Ma alcune cose emergono comunque dalla prospettazione di questa trasformazione: il primo punto è la valorizzazione e la priorità della cura, dei lavori di cura, delle attività legate alla riproduzione, non solo quella biologica e materiale, ma anche e soprattutto quella sociale – cioè la creazione, il mantenimento e il potenziamento dei legami che tengono unita una comunità in lotta. Un’attività in cui, anche qui, come in tutto ciò che viene tradizionalmente classificato come “lavoro riproduttivo”, prevale il ruolo delle donne – rispetto al lavoro cosiddetto produttivo, che è sempre e solo produttivo di merci, di valore di scambio, di profitto, non necessariamente condannato alla scomparsa, ma sicuramente destinato a un ruolo subordinato rispetto alla priorità della cura.

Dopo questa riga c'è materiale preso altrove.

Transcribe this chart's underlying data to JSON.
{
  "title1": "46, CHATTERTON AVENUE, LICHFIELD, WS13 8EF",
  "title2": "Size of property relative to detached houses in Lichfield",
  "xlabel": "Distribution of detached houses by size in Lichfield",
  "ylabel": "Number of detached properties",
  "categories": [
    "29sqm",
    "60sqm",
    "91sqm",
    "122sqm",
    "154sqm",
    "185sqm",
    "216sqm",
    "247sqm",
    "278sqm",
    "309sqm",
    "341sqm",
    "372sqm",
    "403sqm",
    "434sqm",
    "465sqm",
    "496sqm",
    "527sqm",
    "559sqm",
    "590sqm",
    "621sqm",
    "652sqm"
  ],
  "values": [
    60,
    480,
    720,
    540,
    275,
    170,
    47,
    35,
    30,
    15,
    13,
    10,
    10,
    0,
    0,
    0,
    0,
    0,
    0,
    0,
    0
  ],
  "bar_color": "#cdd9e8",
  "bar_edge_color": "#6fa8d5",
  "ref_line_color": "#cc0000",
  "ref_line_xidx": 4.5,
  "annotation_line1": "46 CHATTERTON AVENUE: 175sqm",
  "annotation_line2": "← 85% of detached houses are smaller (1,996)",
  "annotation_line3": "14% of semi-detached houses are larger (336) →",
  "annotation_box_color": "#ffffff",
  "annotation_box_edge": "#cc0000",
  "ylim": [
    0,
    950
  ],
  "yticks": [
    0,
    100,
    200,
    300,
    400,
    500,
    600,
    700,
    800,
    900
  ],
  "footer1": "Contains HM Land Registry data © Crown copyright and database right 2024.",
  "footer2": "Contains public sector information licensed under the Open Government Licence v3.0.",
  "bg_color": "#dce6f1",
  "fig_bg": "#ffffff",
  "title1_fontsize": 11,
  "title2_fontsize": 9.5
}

Ciò mette in discussione l’obiettivo della “crescita”: crescita della produzione di valore, del PIL, che è il termine con cui viene nominata quella che Marx chiamava accumulazione del capitale. All’abbandono dell’obiettivo o, meglio, dell’orizzonte della crescita è legato quello dello “sviluppo” – spesso accompagnato dalle “ineludibili” qualifiche di “umano”, “sostenibile”, “ecologico”, ecc. Ne sono il volto presentabile, ma che non lo disgiungono mai dalla crescita, che ne è la condizione irrinunciabile. Ma viene meno anche il riferimento al “progresso” e al suo derivato “progressista” usato per lo più a sproposito. Sono termini legati alla concezione di uno sviluppo lineare del processo storico che pone una civiltà, una cultura, un’organizzazione sociale (di fatto, quella capitalistica e occidentale) al di sopra di quelle che l’avrebbero preceduta, e che a volte sono sopravvissute, dimostrando la loro vitalità e la loro resilienza, al tentativo di estinguerle.
Articolo tratto dalla relazione che l’autore terrà il 20 ottobre 2023 a Roma al convegno “Il collasso della Biosfera e i compiti della politica”.